I like to work late … it’s quiet and I can focus on the complex custom software I make, or whatever else is going on in my life. At 4 a.m. my day is typically winding down and it’s almost time to go to bed.
I also live alone, in the downtown area of a small community that’s generally very safe — but for a tall blonde trans girl who lives openly as such 24×7, who knows.
It probably doesn’t help that I’m openly gay, and outspoken. Meanwhile, LGBT folks are the focus of … well, think of the events a few days ago, in Orlando.
The only shooting I want to be in is where I am defending myself or those I care about from being attacked. I’ve prepared and trained accordingly.
Unfortunately, a few minutes ago, today things came close to that, as far as I could tell.
My apartment (more of a house, really — since it’s large, has three bedrooms and has multiple entry doors) has a large non-fenced yard where nobody has any business being at 4 a.m. So, imagine my surprise when I heard a noise outside a few minutes ago. I chose the tactically best door, and opened it. Perhaps fifteen feet away, I saw a tall, dark shadow stepping back to hide next to the wall, trying to blend out of sight on this moonlit night. Sometimes, I already have my gun in my hand even before I open the door. Tonight, I didn’t. So, I closed the door again and locked it.
What would YOU have felt? Fear? Panic? Terror?
Me, I felt calm. I felt resolve (if that’s a feeling). I also felt irked that someone dared to violate my personal space. Really, I just want to live in peace. People don’t have to like me. I just don’t want my rights being violated. As in, an intruder in my yard. And no, my car isn’t parked in my yard. The only interesting thing about my yard is, me. Or access to me, anyway.
I picked up my always-loaded .357 Magnum, quickly put on a dress (so I don’t end up confronting someone in my pink top and nothing else but a black thong) and chose the best tactical door relative to where the intruder was by now likely to be. I stepped out, and methodically swept the premises, eliminating potential places where an intruder might lurk.
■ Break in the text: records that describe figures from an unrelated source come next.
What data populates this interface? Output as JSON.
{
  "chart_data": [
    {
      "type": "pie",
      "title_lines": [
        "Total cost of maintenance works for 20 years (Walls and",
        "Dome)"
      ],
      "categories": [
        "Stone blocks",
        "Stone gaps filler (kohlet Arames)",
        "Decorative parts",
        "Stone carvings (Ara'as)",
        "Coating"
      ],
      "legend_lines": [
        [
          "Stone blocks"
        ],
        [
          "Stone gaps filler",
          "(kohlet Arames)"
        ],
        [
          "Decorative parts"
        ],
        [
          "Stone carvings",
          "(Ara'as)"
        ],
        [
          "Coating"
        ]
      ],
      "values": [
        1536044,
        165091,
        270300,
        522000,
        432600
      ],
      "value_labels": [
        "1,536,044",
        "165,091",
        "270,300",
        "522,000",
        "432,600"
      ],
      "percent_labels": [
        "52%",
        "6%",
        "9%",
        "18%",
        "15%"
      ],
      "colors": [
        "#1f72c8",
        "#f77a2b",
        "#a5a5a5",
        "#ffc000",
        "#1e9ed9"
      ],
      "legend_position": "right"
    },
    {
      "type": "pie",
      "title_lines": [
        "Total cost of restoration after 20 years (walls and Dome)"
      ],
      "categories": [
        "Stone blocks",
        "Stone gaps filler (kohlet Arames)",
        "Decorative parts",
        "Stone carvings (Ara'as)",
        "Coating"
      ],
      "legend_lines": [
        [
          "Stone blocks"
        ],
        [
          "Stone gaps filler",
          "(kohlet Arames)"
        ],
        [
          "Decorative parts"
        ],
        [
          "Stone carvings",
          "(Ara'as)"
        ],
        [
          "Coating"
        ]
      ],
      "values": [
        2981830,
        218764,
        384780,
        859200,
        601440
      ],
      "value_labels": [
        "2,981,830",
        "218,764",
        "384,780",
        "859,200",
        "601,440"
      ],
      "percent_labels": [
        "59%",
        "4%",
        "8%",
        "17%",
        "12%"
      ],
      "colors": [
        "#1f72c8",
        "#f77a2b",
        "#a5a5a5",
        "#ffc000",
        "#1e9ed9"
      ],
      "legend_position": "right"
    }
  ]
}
The intruder had vanished. I looked up and down the street. There, just the right distance down the otherwise deserted street, I saw a man walking away. He seemed self-conscious. My guess is that he’d been the intruder. I didn’t care about him as long as he was leaving me alone.
So, tonight I wasn’t a victim. Would I have gone out to meet the threat proactively even after the government had confiscated my gun? Yes. I would still have defended myself. But outlawing the gun wouldn’t mean my adversary would be unarmed, just me. Perhaps then, I WOULD have felt fear.